Research And Grants
Children’s Hospital of Colorado – $200,000
Dr. Adam Green
DIPG / DMG
Multimodality, Combination Treatment Strategy for DIPG/DMG
DIPG is an aggressive childhood brain tumor that is nearly always fatal. Although most past patients have died of the tumor pushing on the brainstem’s pons area, DIPG spreads to other parts of the brain and spinal cord, known as the central nervous system (CNS). To cure DIPG, we will need to combine treatment to the main tumor in the pons and the widespread tumor too. We know that radiation treatment to the pons helps temporarily in DIPG but is not enough. We have shown that radiation to the rest of the CNS limits tumor spread, but even this isn’t enough. Chemotherapy has not been effective in the past, but new techniques like injecting medicine directly into the tumor, and new drugs that attack DIPG’s weaknesses, are starting to work. None of these will be enough individually, though. In this project, we will study combinations of radiation and chemotherapy, delivered both to the main tumor and the entire CNS, to find an approach that is most effective against DIPG in mouse models. We will also be developing this combination in parallel as a clinical trial that we believe will mark the beginning of true hope and better survival for patients.
Our past work on a project funded by The Cure Starts Now demonstrated key findings very important to this new project. We showed that even though oral or IV chemotherapy has not worked against DIPG in clinical trials, it can reach the tumor tissue enough to have a potential effect. We also built models in the lab of radiation to the entire CNS and to the pons alone in mice growing human DIPG in the pons. With this model, we showed that radiation to the entire CNS can limit spread of the tumor. Finally, we also built a model of chemotherapy injected directly into the pons and showed that we could get much higher levels of chemotherapy into the tumor than by giving it by IV.

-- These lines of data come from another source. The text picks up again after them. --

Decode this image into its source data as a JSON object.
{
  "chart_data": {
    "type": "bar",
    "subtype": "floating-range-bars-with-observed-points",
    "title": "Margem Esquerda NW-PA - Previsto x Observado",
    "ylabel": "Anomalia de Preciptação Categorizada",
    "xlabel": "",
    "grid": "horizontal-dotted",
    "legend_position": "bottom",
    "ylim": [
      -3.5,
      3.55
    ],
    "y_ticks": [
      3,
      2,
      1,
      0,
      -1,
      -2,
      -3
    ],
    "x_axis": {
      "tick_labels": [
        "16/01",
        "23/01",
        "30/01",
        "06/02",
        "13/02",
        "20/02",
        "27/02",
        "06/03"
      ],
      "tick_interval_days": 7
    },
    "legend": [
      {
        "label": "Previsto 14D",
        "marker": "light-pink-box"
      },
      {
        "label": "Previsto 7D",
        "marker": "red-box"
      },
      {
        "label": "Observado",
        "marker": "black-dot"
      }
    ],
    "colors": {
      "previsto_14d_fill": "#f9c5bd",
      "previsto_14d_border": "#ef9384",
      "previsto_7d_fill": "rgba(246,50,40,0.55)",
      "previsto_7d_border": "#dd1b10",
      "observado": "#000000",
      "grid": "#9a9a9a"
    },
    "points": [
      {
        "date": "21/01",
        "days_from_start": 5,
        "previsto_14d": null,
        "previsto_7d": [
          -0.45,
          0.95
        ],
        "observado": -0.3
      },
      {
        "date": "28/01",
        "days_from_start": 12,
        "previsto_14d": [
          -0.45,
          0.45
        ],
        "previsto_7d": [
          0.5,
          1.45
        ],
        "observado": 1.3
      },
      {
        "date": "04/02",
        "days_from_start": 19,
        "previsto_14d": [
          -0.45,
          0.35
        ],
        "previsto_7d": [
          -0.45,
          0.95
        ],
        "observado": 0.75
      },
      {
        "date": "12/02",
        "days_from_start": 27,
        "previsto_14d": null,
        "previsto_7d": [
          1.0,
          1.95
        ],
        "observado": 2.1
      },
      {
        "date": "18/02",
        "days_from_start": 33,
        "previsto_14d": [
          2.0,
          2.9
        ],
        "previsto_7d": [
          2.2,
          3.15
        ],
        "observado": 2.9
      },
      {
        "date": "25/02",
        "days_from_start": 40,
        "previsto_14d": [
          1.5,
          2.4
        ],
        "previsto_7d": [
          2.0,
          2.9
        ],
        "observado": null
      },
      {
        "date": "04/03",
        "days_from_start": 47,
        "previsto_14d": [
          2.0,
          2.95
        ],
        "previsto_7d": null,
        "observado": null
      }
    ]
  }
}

We will now build on this work by studying how we can combine all these treatments together to control both local and widespread DIPG. We have chosen to study medicines that have already shown signs of working in DIPG and are in clinical trials, so that it will be very practical to develop a new combination trial. These medicines are called ONC201, panobinostat, ribociclib, selinexor, and paxalisib. We will use our models of human DIPG growing in a dish, and in the pons of mice, to test lots of combinations of medicines and radiation delivered directly to the tumor and to the whole CNS. We will find the most effective combination and study it in lots of models of DIPG through a network of labs. This combination will then be an excellent candidate to enter a combination clinical trial. At the same time, we will be working with experts in these promising DIPG treatments, as well as various other experts necessary to designing a combination clinical trial, including DIPG families, to build discussion and consensus around a combination approach.
In the past, the way we have finally started to cure previously incurable childhood cancers, like leukemia and neuroblastoma, is through treatment that combines different medicines and different types of treatment. Then, those treatments can be improved continuously to cure more and more patients. Our plan is that this project will mark the first combination treatment in DIPG that starts to truly make a difference in survival and quality of life for DIPG patients. We also hope it will lead to a transition through which new treatments, as they develop through cooperation around the world, are built onto the existing combination so that the survival curve for DIPG can start to rise just like we’ve seen for other childhood cancers.